KHGE
- Fresno, California; United States;
- Broadcast area: Fresno, California
- Frequency: 102.7 MHz (HD Radio)
- Branding: 102.7 The Wolf

Programming
- Format: Country
- Affiliations: Premiere Networks

Ownership
- Owner: iHeartMedia; (iHM Licenses, LLC);
- Sister stations: KALZ, KBOS-FM, KCBL, KFBT, KFSO-FM, KRDU, KRZR, KSOF

History
- First air date: 1962 (as KKNU)
- Former call signs: KREN (CP, 5/27/1959-9/21/1959) KXQR (1959–1969) KKNU (1969–1988) KTHT (1988–1998) KALZ (1998–2005) KEZL (2005–2006) KCTZ (1/5/2006-1/19/2006)
- Call sign meaning: HuGE, different word for Big (format based)

Technical information
- Licensing authority: FCC
- Facility ID: 48777
- Class: B
- ERP: 50,000 watts
- HAAT: 152 meters (499 ft)

Links
- Public license information: Public file; LMS;
- Webcast: Listen Live
- Website: 1027thewolf.iheart.com

= KHGE =

KHGE (102.7 FM, "102.7 The Wolf") is a commercial country radio station in Fresno, California, owned and operated by iHeartMedia. Its studios are located on Shaw Avenue in North Fresno, and the transmitter tower is east of Clovis.

KHGE broadcasts two channels in HD. The HD-2 channel was known as "Salsa Bembé", with dance music in Spanish. The HD2 subchannel has since been turned off.

==History==
KKNU - Easy Listening - (1962 through 1985)
KKNU signed on the air in 1962 airing an easy listening music format programmed by Jim Schulke and branded as "Easy 103" until 1985.

KKNU - Soft Adult Contemporary - (1985 through March 1988)
KKNU aired a soft adult contemporary music format from 1985 until March 1988 branded as "103 FM". During most of this time, KKNU was also known as "The Love Song Station" which blended romantic music with what they called "Champagne Jazz", or lite contemporary jazz.

KTHT - Contemporary Hit Radio - (April 1988 through September 1989)
KTHT aired a contemporary hit radio format in April 1988 and it was branded as "K-Hit 102.7" until September 1989.

The programming change from soft adult contemporary music to contemporary hit music on April Fools' Day 1988 began as a publicity stunt staged by morning show personality Nick Ryan, who barricaded himself in the control room all day to protest the soft adult contemporary format which he characterized as "wimpy music".

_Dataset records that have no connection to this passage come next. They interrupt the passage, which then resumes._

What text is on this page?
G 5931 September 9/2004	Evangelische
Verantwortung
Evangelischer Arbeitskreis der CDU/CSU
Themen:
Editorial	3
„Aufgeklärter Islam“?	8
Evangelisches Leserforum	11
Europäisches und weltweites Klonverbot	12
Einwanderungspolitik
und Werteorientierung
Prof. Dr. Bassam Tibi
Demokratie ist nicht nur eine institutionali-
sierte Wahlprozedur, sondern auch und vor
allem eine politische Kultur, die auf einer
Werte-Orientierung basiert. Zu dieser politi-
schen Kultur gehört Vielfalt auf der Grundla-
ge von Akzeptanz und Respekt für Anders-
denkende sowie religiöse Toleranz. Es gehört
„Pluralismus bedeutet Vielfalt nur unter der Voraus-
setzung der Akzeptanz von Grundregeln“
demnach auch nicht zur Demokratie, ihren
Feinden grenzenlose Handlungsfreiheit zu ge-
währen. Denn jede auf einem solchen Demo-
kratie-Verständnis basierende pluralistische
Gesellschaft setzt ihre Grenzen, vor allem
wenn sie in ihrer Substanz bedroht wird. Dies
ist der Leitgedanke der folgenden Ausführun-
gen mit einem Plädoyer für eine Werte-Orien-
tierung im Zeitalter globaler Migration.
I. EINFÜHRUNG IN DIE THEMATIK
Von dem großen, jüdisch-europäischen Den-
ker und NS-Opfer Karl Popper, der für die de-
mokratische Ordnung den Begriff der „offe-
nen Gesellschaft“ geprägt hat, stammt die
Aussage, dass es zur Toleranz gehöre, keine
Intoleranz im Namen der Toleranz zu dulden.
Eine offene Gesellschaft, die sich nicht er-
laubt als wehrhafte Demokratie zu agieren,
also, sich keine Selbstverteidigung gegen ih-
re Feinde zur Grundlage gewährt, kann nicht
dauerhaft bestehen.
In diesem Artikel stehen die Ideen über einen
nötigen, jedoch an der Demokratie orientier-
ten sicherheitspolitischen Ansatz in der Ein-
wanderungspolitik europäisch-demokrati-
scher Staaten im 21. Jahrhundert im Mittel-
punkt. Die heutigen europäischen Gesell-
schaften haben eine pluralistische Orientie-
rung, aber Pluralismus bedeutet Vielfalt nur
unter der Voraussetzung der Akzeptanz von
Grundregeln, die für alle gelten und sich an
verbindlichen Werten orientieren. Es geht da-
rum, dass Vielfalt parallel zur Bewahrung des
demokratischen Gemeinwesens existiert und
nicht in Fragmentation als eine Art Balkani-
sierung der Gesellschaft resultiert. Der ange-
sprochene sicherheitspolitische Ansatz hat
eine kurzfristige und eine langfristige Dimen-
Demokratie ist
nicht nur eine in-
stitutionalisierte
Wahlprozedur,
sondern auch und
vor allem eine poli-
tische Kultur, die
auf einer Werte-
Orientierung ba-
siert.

KTHT re-branded to "Thunder 102.7" in September 1989.

KTHT re-branded to "The New Mix 102.7" in 1992, led by Program Director Jon Zellner, who also hosted PM Drive.

KALZ - Modern Adult Contemporary - (April 1, 1998 through January 2, 2006)
- KALZ aired a modern adult contemporary music format from April 1, 1998, until January 2, 2006, branded as "Alice 102.7 FM" The modern adult contemporary music format was moved to 96.7 FM retaining the call letters, KALZ, and "Alice" branding.

Big Country 102.7 logo

KCTZ/KHGE - Country - January 2, 2006
KHGE began airing country music programming on 102.7 FM on January 2, 2006, branded as "Cat Country" using the Federal Communications Commission (FCC) call letters, KCTZ. KHGE re-branded to "Big Country 102.7" on June 19, 2006; a change of FCC call letters followed to KHGE.

On December 26, 2010, following a stunt of country Christmas music, Big Country 102.7 was re-branded as "102.7 The Wolf". The first song under the new branding was "Turn On the Radio" by Reba McEntire, whose version of "Up On the Housetop" had been the last song in KHGE's holiday music stunt.